Second, it tastes creamy just after it’s made and only then. As soon as it goes in the freezer, it gets icy. And forget about the next day.

If someone could create a simple ice cream recipe that remains rich and creamy even after a stay in the freezer, I would be intrigued. A top-notch ice cream, flavored in any number of ways, is an easy, go-to dessert.

Sugar and fat make creamier ice cream, but it’s a tricky balance—too much of either produces a saccharine, tongue-coating dessert. The faster one freezes the ice cream, the better; speed produces smaller ice crystals. And ingredients that lower the freezing point of water, such as corn syrup, reduce crystallization.
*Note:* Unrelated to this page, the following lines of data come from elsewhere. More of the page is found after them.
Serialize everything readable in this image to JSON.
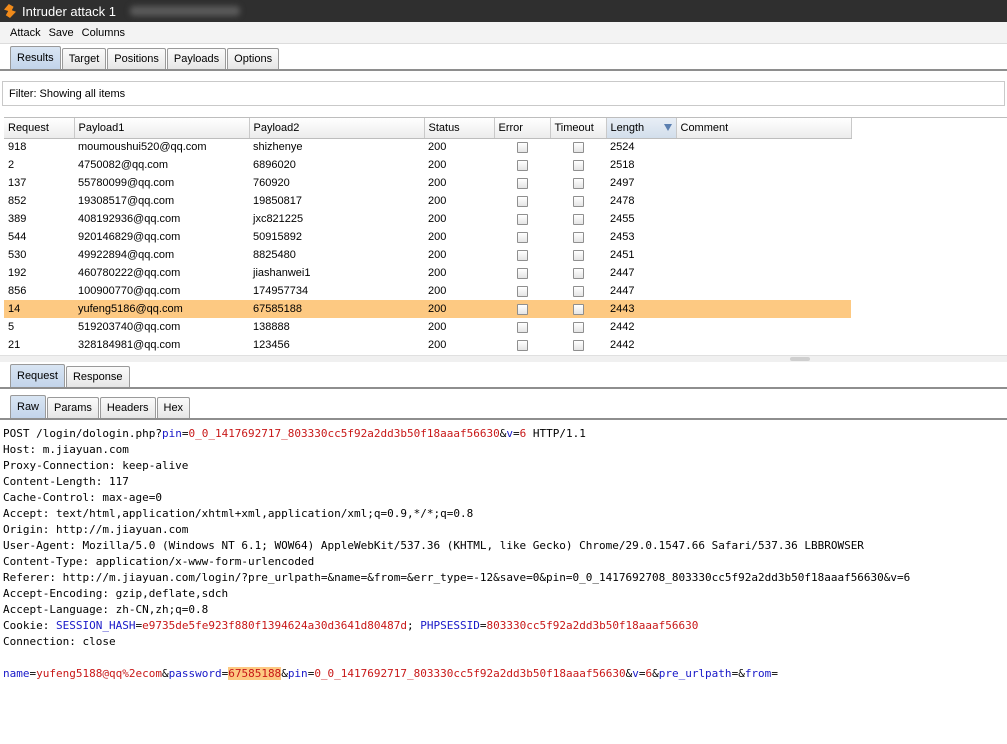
{
  "window": {
    "title": "Intruder attack 1"
  },
  "menu": [
    "Attack",
    "Save",
    "Columns"
  ],
  "main_tabs": [
    "Results",
    "Target",
    "Positions",
    "Payloads",
    "Options"
  ],
  "filter": {
    "text": "Filter:  Showing all items"
  },
  "table": {
    "columns": [
      "Request",
      "Payload1",
      "Payload2",
      "Status",
      "Error",
      "Timeout",
      "Length",
      "Comment"
    ],
    "sorted_column": "Length",
    "rows": [
      {
        "request": "918",
        "payload1": "moumoushui520@qq.com",
        "payload2": "shizhenye",
        "status": "200",
        "error": false,
        "timeout": false,
        "length": "2524",
        "comment": ""
      },
      {
        "request": "2",
        "payload1": "4750082@qq.com",
        "payload2": "6896020",
        "status": "200",
        "error": false,
        "timeout": false,
        "length": "2518",
        "comment": ""
      },
      {
        "request": "137",
        "payload1": "55780099@qq.com",
        "payload2": "760920",
        "status": "200",
        "error": false,
        "timeout": false,
        "length": "2497",
        "comment": ""
      },
      {
        "request": "852",
        "payload1": "19308517@qq.com",
        "payload2": "19850817",
        "status": "200",
        "error": false,
        "timeout": false,
        "length": "2478",
        "comment": ""
      },
      {
        "request": "389",
        "payload1": "408192936@qq.com",
        "payload2": "jxc821225",
        "status": "200",
        "error": false,
        "timeout": false,
        "length": "2455",
        "comment": ""
      },
      {
        "request": "544",
        "payload1": "920146829@qq.com",
        "payload2": "50915892",
        "status": "200",
        "error": false,
        "timeout": false,
        "length": "2453",
        "comment": ""
      },
      {
        "request": "530",
        "payload1": "49922894@qq.com",
        "payload2": "8825480",
        "status": "200",
        "error": false,
        "timeout": false,
        "length": "2451",
        "comment": ""
      },
      {
        "request": "192",
        "payload1": "460780222@qq.com",
        "payload2": "jiashanwei1",
        "status": "200",
        "error": false,
        "timeout": false,
        "length": "2447",
        "comment": ""
      },
      {
        "request": "856",
        "payload1": "100900770@qq.com",
        "payload2": "174957734",
        "status": "200",
        "error": false,
        "timeout": false,
        "length": "2447",
        "comment": ""
      },
      {
        "request": "14",
        "payload1": "yufeng5186@qq.com",
        "payload2": "67585188",
        "status": "200",
        "error": false,
        "timeout": false,
        "length": "2443",
        "comment": "",
        "selected": true
      },
      {
        "request": "5",
        "payload1": "519203740@qq.com",
        "payload2": "138888",
        "status": "200",
        "error": false,
        "timeout": false,
        "length": "2442",
        "comment": ""
      },
      {
        "request": "21",
        "payload1": "328184981@qq.com",
        "payload2": "123456",
        "status": "200",
        "error": false,
        "timeout": false,
        "length": "2442",
        "comment": ""
      }
    ]
  },
  "detail_tabs": [
    "Request",
    "Response"
  ],
  "view_tabs": [
    "Raw",
    "Params",
    "Headers",
    "Hex"
  ],
  "request_text": {
    "line1": {
      "method": "POST /login/dologin.php?",
      "p1k": "pin",
      "eq": "=",
      "p1v": "0_0_1417692717_803330cc5f92a2dd3b50f18aaaf56630",
      "amp": "&",
      "p2k": "v",
      "p2v": "6",
      "tail": " HTTP/1.1"
    },
    "headers": [
      "Host: m.jiayuan.com",
      "Proxy-Connection: keep-alive",
      "Content-Length: 117",
      "Cache-Control: max-age=0",
      "Accept: text/html,application/xhtml+xml,application/xml;q=0.9,*/*;q=0.8",
      "Origin: http://m.jiayuan.com",
      "User-Agent: Mozilla/5.0 (Windows NT 6.1; WOW64) AppleWebKit/537.36 (KHTML, like Gecko) Chrome/29.0.1547.66 Safari/537.36 LBBROWSER",
      "Content-Type: application/x-www-form-urlencoded",
      "Referer: http://m.jiayuan.com/login/?pre_urlpath=&name=&from=&err_type=-12&save=0&pin=0_0_1417692708_803330cc5f92a2dd3b50f18aaaf56630&v=6",
      "Accept-Encoding: gzip,deflate,sdch",
      "Accept-Language: zh-CN,zh;q=0.8"
    ],
    "cookie": {
      "prefix": "Cookie: ",
      "k1": "SESSION_HASH",
      "v1": "e9735de5fe923f880f1394624a30d3641d80487d",
      "sep": "; ",
      "k2": "PHPSESSID",
      "v2": "803330cc5f92a2dd3b50f18aaaf56630"
    },
    "connection": "Connection: close",
    "body": {
      "k_name": "name",
      "v_name": "yufeng5188@qq%2ecom",
      "k_pass": "password",
      "v_pass": "67585188",
      "k_pin": "pin",
      "v_pin": "0_0_1417692717_803330cc5f92a2dd3b50f18aaaf56630",
      "k_v": "v",
      "v_v": "6",
      "k_pre": "pre_urlpath",
      "v_pre": "",
      "k_from": "from",
      "v_from": ""
    }
  }
}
Finding the right recipe turned out to be easier than I thought. I am a fan of Travis Lett’s Gjelina restaurant in Venice, California. His cookbook of the same name contains a recipe for a ginger-flavored gelato that uses milk, heavy cream, eggs and crème fraîche. The ginger is steeped in the dairy, then the mixture is thrown into a blender and strained. Unusually, the eggs and dairy are not cooked into a crème anglaise base (the eggs are effectively raw). The texture is incredible—creamy to a fault yet not over-the-top. Had Lett stumbled onto the perfect ratio of dairy fat, sugar and water, or was there a deeper mystery?

We started with the “Gjelina” recipe: vanilla, whole milk, heavy cream, eggs, crème fraîche, sugar and honey. After trying a dozen combinations, we made a few adjustments. We swapped out the milk-cream blend for half-and-half, doubled the crème fraîche, reduced the sugar and upped the honey. Like corn syrup, honey lowers the freezing point of water, producing smaller ice crystals (and therefore smoother ice cream).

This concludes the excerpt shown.